Fue un espejismo. Como las elecciones primarias pusieron de manifiesto, la ejecutiva salida del 34 Congreso, lejos de controlar el partido, era repudiada por la mayoría. Sólo un error de percepción permitió seguir como si las primarias no se hubieran celebrado. Pero la política no vive nunca, o sólo esporádicamente, de ficciones. La ficción consistió en actuar como si no hubiera pasado nada, dando por supuesto que los renovadores seguían firmes en el mando; la realidad era, sin embargo, que no había dirección. Y cuando en un partido federal como el PSOE la ejecutiva se debilita hasta la irrelevancia, la tendencia a transformarse en algo similar a una confederación de partidos se vuelve imparable.

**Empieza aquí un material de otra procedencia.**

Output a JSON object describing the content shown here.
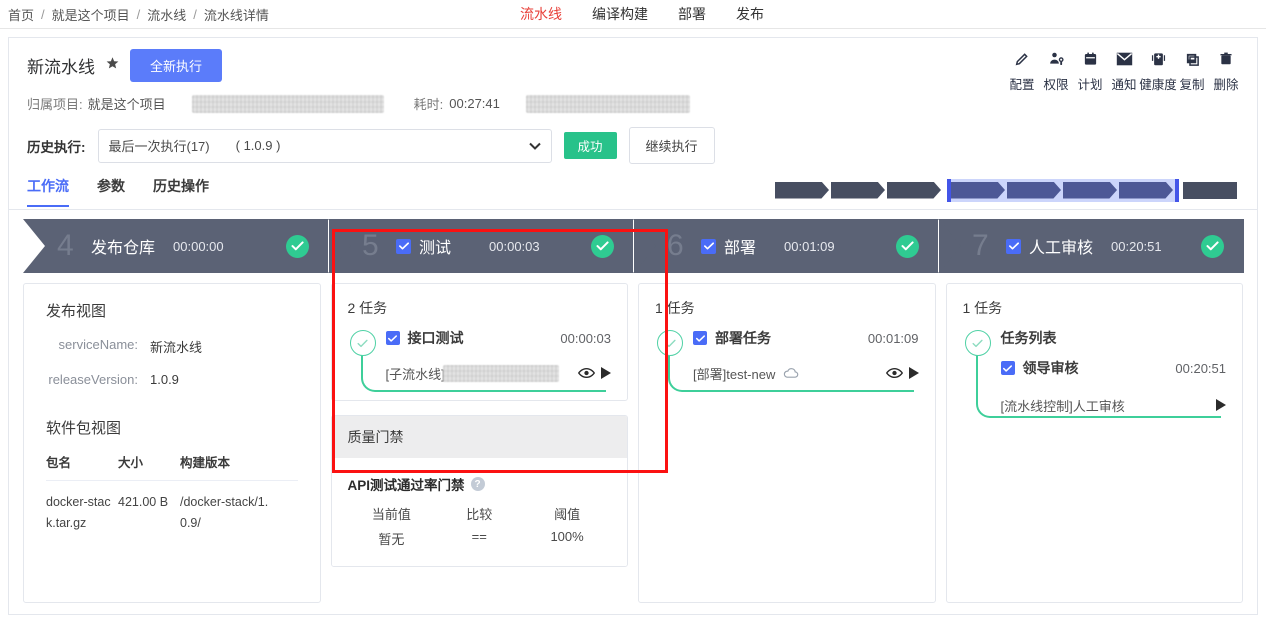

Menos poder en la ejecutiva, más poder en cada una de las federaciones.

Como era de temer, las federaciones fuertes comenzaron a hablar distintos lenguajes, a veces contrarios, otras contradictorios. La arrastrada crisis interna se amplió así a confusión programática: el PSOE pareció oportunista hasta el extremo en su política de alianzas y por vez primera indeciso en su visión del Estado y en sus propuestas fiscales. Ni que pensado para perder las elecciones. Con todo, no fue esto lo peor. Liquidados en 1997 los guerristas, derrotados tres años después los renovadores, en el centro no quedaba nadie con autoridad para administrar el repentino vacío de poder. Han tenido que recurrir a barones territoriales, cuya única base es, por definición, su propio y limitado territorio. ¿Qué es Bono en Cataluña, qué representa Chaves en Valencia?

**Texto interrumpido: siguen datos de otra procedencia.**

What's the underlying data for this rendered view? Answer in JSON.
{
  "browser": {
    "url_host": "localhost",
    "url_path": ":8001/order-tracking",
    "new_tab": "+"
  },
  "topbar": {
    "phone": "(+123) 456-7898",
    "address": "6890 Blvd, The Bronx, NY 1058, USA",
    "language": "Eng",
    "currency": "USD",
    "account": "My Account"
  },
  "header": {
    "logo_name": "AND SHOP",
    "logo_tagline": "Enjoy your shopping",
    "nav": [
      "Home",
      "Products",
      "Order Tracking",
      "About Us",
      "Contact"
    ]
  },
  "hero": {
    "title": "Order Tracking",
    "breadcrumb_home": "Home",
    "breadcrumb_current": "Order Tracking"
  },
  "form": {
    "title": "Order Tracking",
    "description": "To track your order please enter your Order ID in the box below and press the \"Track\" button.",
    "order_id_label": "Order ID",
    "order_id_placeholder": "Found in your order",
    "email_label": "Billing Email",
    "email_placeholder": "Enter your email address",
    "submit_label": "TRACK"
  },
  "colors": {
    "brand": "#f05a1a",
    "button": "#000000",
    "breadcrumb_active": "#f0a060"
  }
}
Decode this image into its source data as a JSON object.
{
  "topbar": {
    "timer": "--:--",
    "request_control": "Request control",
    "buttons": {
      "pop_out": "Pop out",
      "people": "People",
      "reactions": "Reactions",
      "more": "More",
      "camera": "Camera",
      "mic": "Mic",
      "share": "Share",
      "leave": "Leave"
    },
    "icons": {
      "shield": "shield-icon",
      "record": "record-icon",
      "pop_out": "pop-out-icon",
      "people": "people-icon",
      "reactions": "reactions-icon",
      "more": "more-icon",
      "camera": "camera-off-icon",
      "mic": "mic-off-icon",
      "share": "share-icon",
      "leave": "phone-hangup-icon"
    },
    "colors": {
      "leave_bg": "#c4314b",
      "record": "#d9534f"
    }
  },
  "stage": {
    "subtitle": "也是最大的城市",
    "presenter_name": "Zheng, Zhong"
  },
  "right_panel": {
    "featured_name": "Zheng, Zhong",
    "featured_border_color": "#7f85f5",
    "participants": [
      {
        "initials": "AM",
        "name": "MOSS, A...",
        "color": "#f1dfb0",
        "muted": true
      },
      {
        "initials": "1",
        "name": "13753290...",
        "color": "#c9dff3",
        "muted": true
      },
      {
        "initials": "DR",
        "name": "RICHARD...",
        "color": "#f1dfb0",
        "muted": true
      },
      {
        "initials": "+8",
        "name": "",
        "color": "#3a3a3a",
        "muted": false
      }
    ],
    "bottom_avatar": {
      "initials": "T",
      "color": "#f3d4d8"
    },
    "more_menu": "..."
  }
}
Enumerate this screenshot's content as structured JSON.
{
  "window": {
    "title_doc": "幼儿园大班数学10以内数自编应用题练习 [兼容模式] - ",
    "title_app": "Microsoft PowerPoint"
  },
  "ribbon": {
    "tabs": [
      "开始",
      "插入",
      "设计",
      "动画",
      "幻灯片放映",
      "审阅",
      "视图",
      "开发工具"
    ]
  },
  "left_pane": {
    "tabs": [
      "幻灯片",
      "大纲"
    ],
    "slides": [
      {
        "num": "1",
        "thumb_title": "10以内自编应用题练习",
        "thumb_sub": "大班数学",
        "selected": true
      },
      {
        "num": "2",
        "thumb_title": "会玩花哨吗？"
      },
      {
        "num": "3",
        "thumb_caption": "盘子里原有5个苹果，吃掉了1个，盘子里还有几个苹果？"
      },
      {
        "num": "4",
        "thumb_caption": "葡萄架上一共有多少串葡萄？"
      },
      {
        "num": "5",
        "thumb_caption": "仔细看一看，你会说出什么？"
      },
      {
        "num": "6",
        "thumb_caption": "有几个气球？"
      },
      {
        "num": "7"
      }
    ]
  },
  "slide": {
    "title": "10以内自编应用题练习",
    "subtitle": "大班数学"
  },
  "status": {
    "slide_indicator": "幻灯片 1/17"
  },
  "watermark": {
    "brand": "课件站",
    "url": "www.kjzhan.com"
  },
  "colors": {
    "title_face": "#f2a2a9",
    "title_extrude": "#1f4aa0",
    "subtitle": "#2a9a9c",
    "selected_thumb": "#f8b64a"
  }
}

De ahí que la única iniciativa que estos dirigentes podían tomar era la de echar a andar una gestora.... de integración. ¿Le interesa a alguien todo esto? Sí, quizá, a los futuros delegados al Congreso; pero no, nada, al público en general, invitado al remake de una vieja película con actores cascados: nada mejor para alargar durante otros diez años la crisis.